Les lignes de bataille sur l’immigration se sont durcies de manière prévisible. Les électeurs de gauche affichent fièrement des panneaux « Réfugiés bienvenus » dans leurs jardins, tandis que les partisans de Donald Trump applaudissent son engagement à mener « la plus grande opération de déportation de l’histoire de notre pays ». Au milieu de telles attitudes partisanes, il est devenu hérétique de suggérer que les démocrates doivent adopter une position plus ferme sur l’immigration.
Cependant, ils doivent le faire. À long terme, les progressistes n’ont d’autre choix que de reconnaître que des afflux massifs de migrants mettent à rude épreuve les systèmes de protection sociale, font pression sur les salaires des travailleurs peu qualifiés et nuisent à la cohésion sociale. Ce n’est qu’en acceptant cette réalité et en plaidant pour la sécurité des frontières et une tolérance réduite envers les violations des règles par les migrants que la gauche pourra renouer avec ses racines ouvrières.
Et peut-être que ce n’est pas une pensée aussi hérétique qu’il y paraît. À travers le monde, les partis politiques de gauche ont le mieux réussi lorsqu’ils ont adopté des politiques migratoires restrictives. Le Parti social-démocrate au pouvoir au Danemark a remporté des élections successives au cours de la dernière décennie, sans craindre la montée de la droite populiste, en grande partie grâce à son refus d’accueillir de nouveaux demandeurs d’asile et à ses efforts pour réduire l’immigration nette.
Pour les Danois de centre-gauche, cette position n’est pas tant une aberration qu’une extension de la lutte contre le néolibéralisme. « Pour moi, il devient de plus en plus clair que le prix de la mondialisation non régulée, de l’immigration de masse et de la libre circulation des travailleurs est payé par les classes inférieures », a écrit Mette Frederiksen, la dirigeante du Parti social-démocrate et Première ministre danoise, dans son autobiographie.

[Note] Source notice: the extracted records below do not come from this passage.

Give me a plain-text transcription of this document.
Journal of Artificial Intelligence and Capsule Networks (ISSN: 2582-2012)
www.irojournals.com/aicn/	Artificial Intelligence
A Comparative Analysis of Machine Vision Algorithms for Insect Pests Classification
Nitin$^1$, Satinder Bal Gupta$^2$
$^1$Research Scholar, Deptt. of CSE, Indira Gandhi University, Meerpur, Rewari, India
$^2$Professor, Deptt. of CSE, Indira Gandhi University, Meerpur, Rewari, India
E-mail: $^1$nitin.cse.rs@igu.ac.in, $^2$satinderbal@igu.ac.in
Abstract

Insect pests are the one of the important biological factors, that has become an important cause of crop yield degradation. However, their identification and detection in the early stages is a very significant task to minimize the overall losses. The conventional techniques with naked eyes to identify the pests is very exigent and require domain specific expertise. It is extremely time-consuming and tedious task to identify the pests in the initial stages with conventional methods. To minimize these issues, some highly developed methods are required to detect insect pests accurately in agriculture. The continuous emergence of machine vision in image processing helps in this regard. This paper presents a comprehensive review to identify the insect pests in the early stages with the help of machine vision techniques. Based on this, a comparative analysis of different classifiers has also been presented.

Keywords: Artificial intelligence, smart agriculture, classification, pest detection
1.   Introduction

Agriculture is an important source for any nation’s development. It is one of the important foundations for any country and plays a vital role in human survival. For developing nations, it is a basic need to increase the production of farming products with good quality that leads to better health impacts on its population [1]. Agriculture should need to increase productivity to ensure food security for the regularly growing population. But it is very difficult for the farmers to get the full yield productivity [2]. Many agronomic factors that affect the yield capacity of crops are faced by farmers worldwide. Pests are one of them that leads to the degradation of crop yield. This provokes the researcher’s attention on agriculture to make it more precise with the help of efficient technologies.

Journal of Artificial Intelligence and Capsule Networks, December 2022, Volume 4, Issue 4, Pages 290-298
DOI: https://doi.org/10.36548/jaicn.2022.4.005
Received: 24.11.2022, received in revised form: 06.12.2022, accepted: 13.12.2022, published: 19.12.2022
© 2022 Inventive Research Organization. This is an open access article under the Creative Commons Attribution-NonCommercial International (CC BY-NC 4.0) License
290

Il en va de même pour les États-Unis. Il n’est pas surprenant que l’ère de la plus faible immigration dans ce pays, entre les années trente et soixante, ait coïncidé avec la plus grande expansion des syndicats, du New Deal et de la Grande Société. Une immigration réduite signifiait moins de luttes internes et un plus grand accent sur l’intérêt général parmi les classes ouvrière et moyenne. C’est durant ces décennies que des programmes tels que le salaire minimum fédéral, Medicare et la Sécurité sociale ont vu le jour, devenant des piliers durables et généreux du système social américain.
Les tendances contemporaines sont également étroitement liées. Les démocrates de ce siècle n’ont remporté la Maison Blanche que lors des années marquées par une diminution de l’immigration. En 2008 et 2012, les années où Barack Obama, l’immigration avait fortement diminué. Il y a quatre ans, la pandémie de Covid-19 a entraîné la fermeture de la frontière américano-mexicaine et la suspension de la plupart des programmes de visa, ce qui a conduit à la plus rapide diminution de l’immigration jamais enregistrée. Bien sûr, ce n’étaient pas les seuls facteurs, mais l’absence de crise migratoire a enlevé un terrain fertile à la réélection de Trump cette année-là.
Plus récemment, les représentantes démocrates Marie Gluesenkamp Perez et Jared Golden, qui représentent deux des trois districts que les démocrates ont conservés dans le pays de Trump, ont défié leur parti en votant pour un renforcement strict de l’immigration et n’ont jamais manqué une occasion de rappeler aux électeurs qu’ils n’étaient pas d’accord avec leurs dirigeants de parti sur cette question. Cela ne veut pas dire qu’ils ont abandonné la gauche. Golden est un porte-drapeau des syndicats et Perez a été très critique sur le démantèlement des monopoles d’entreprise. Mais ils montrent comment les démocrates peuvent redevenir un parti de grande tente, ramenant les électeurs indépendants.